Rewriting the Rules of Hardware Engineering with AI

How AI-native tools are transforming aerospace, automotive, and defense in just months

2 min read

In this episode of Build to Succeed, Arena CEO and Co-Founder Pratap Ranade takes us inside the high-stakes worlds of aerospace, defense, and automotive—where failure is not an option and speed, safety, and precision rule the day.

From his early ambitions to work at NASA, through influential roles at McKinsey and Palantir, Pratap has built his career on tackling the hardest problems in hardware engineering. Today, with Arena, he’s building AI-native tools that help operators turn massive streams of industrial data into fast, actionable decisions.

“We’ve built a new kind of intelligence that’s available on tap,” says Pratap. “This isn’t about AI eating jobs—it’s about problems that were too hard becoming solvable. A 10-year problem can now he tackled in 2 months.”

From Data Overload to Decision Power

Traditional BI tools simply can’t keep pace with the data volume, speed, and complexity in multi-site industrial operations. Arena’s systems are built from the ground up for this reality—designed to process, interpret, and act on data in real time. “AI isn’t an invention—it’s a discovery. We’ve built systems that show emergent intelligence, not by design, but by complexity and scale,” Pratap explains.

Instead of replacing people, Arena’s systems work alongside operators, giving them the insights and speed they need to make critical decisions in real time.

One of Arena’s most radical approaches is the creation of multi-agent swarms, digital ‘societies’, where AI agents interact and evolve strategies through structured interaction. This is how they tackled emergent problem-solving capabilities that adapt to real world challenges in ways pre-programmed systems can’t: “We’re building multi-agent swarms—like Petri dishes of digital societies—where emergent behavior evolves through structured interaction,” he reflects. 

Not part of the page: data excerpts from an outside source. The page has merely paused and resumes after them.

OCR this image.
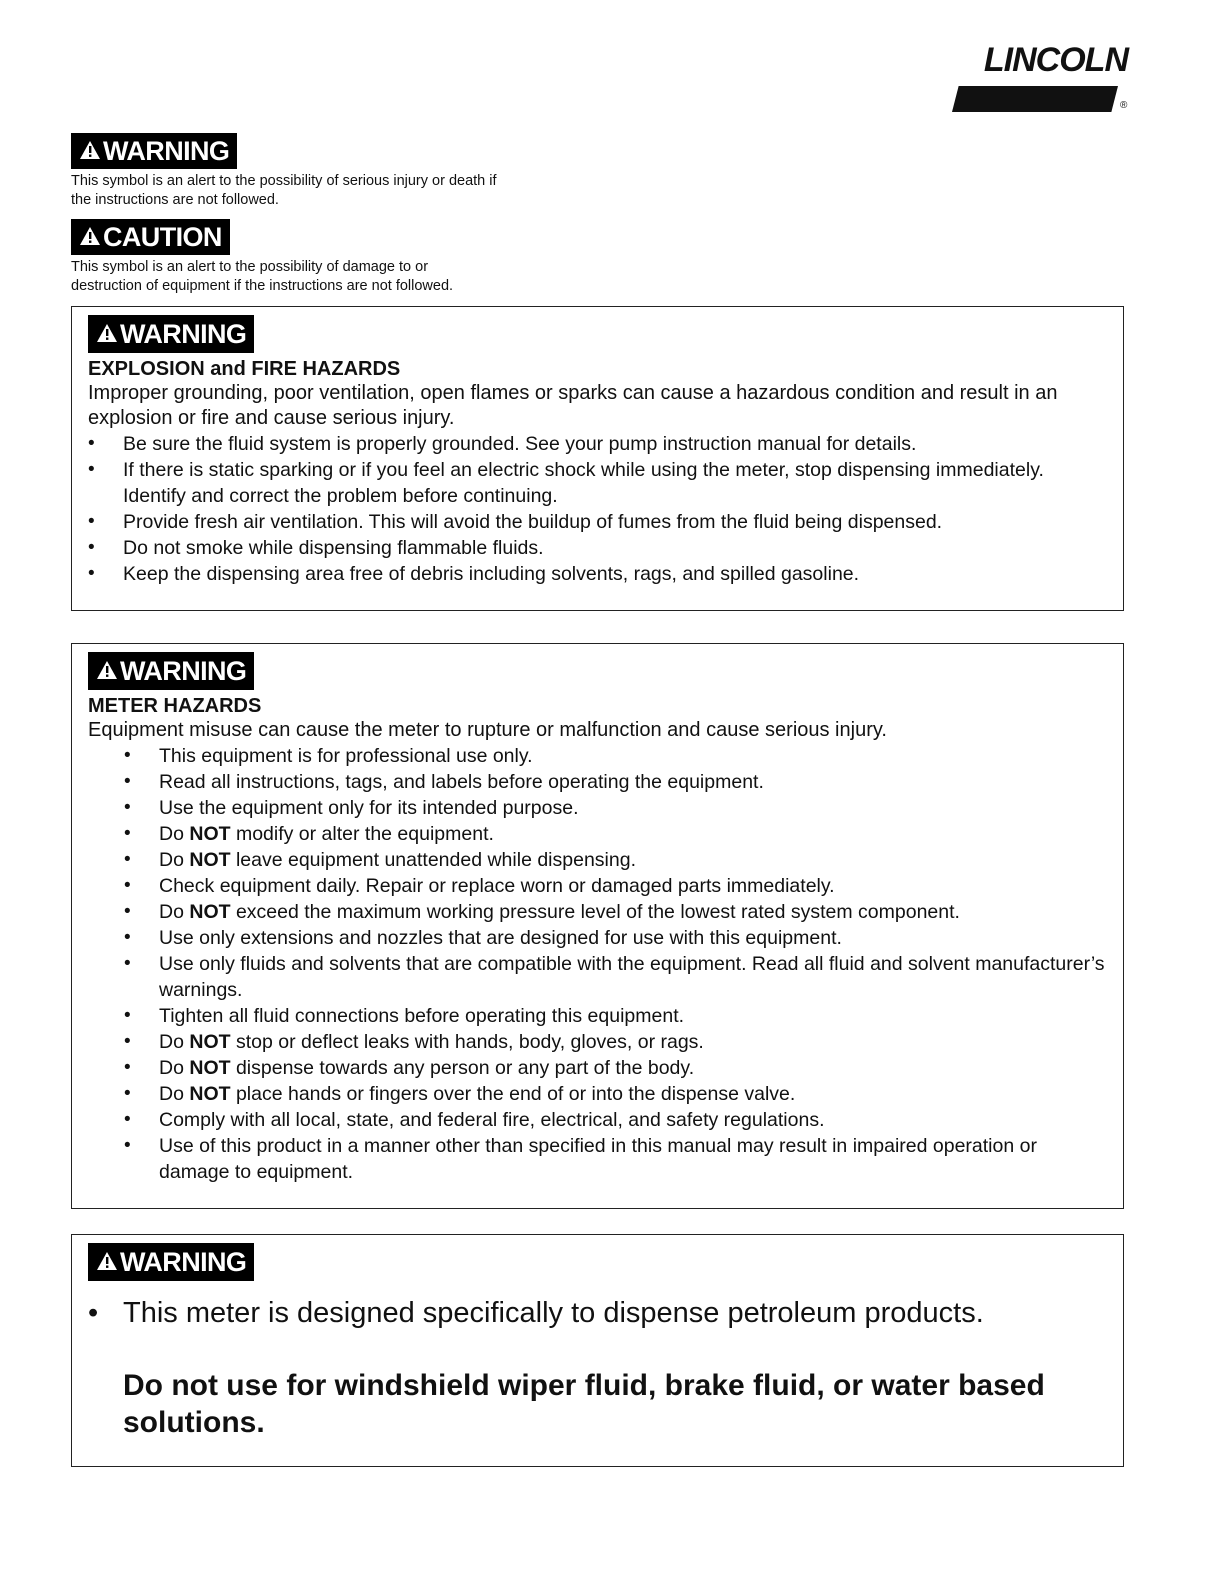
LINCOLN
®
WARNING
This symbol is an alert to the possibility of serious injury or death if the instructions are not followed.
CAUTION
This symbol is an alert to the possibility of damage to or destruction of equipment if the instructions are not followed.
WARNING
EXPLOSION and FIRE HAZARDS
Improper grounding, poor ventilation, open flames or sparks can cause a hazardous condition and result in an explosion or fire and cause serious injury.
• Be sure the fluid system is properly grounded. See your pump instruction manual for details.
• If there is static sparking or if you feel an electric shock while using the meter, stop dispensing immediately. Identify and correct the problem before continuing.
• Provide fresh air ventilation. This will avoid the buildup of fumes from the fluid being dispensed.
• Do not smoke while dispensing flammable fluids.
• Keep the dispensing area free of debris including solvents, rags, and spilled gasoline.
WARNING
METER HAZARDS
Equipment misuse can cause the meter to rupture or malfunction and cause serious injury.
• This equipment is for professional use only.
• Read all instructions, tags, and labels before operating the equipment.
• Use the equipment only for its intended purpose.
• Do NOT modify or alter the equipment.
• Do NOT leave equipment unattended while dispensing.
• Check equipment daily. Repair or replace worn or damaged parts immediately.
• Do NOT exceed the maximum working pressure level of the lowest rated system component.
• Use only extensions and nozzles that are designed for use with this equipment.
• Use only fluids and solvents that are compatible with the equipment. Read all fluid and solvent manufacturer’s warnings.
• Tighten all fluid connections before operating this equipment.
• Do NOT stop or deflect leaks with hands, body, gloves, or rags.
• Do NOT dispense towards any person or any part of the body.
• Do NOT place hands or fingers over the end of or into the dispense valve.
• Comply with all local, state, and federal fire, electrical, and safety regulations.
• Use of this product in a manner other than specified in this manual may result in impaired operation or damage to equipment.
WARNING
• This meter is designed specifically to dispense petroleum products.
Do not use for windshield wiper fluid, brake fluid, or water based solutions.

The Future of Applied AI in Industry

Arena’s work isn’t about hypothetical future AI; it’s about operational advantages today, where it’s already transforming operations in industries where the stakes couldn’t be higher. Whether it’s predicting component failures before they happen, optimizing assembly line performance, or improving safety protocols in real time, the impact is measurable and immediate.

In industries where physics won’t forgive mistakes, AI done right is a competitive advantage we can’t ignore, moving the needle where speed and accuracy are mission critical.

If the future of engineering lies in speed, safety, and adaptability, Arena is showing what that future looks like—today.

Want to learn more insights? Listen to the full episode here!

Frequently Asked Questions

What is Arena and what does it do?

Arena is an AI-native company led by CEO and Co-Founder Pratap Ranade. It builds tools that help operators in aerospace, defense, and automotive turn massive streams of industrial data into fast, actionable decisions in real time.

How does Arena describe its approach to AI?

Pratap Ranade describes AI as a discovery rather than an invention. Arena's systems show emergent intelligence that arises from complexity and scale, working alongside operators instead of replacing them.

What are multi-agent swarms?

Multi-agent swarms are what Pratap calls digital societies of AI agents that interact and evolve strategies through structured interaction. He compares them to Petri dishes, where emergent behavior produces problem-solving capabilities that pre-programmed systems cannot match.

Why are traditional BI tools insufficient for industrial operations?

Traditional BI tools cannot keep pace with the data volume, speed, and complexity in multi-site industrial operations. Arena's systems are built from the ground up to process, interpret, and act on that data in real time.

What kinds of outcomes does Arena enable in industry?

Arena's work delivers operational advantages today, including predicting component failures before they happen, optimizing assembly line performance, and improving safety protocols in real time.

How fast can complex engineering problems be solved with this approach?

According to Pratap, problems that once took 10 years can now be tackled in 2 months.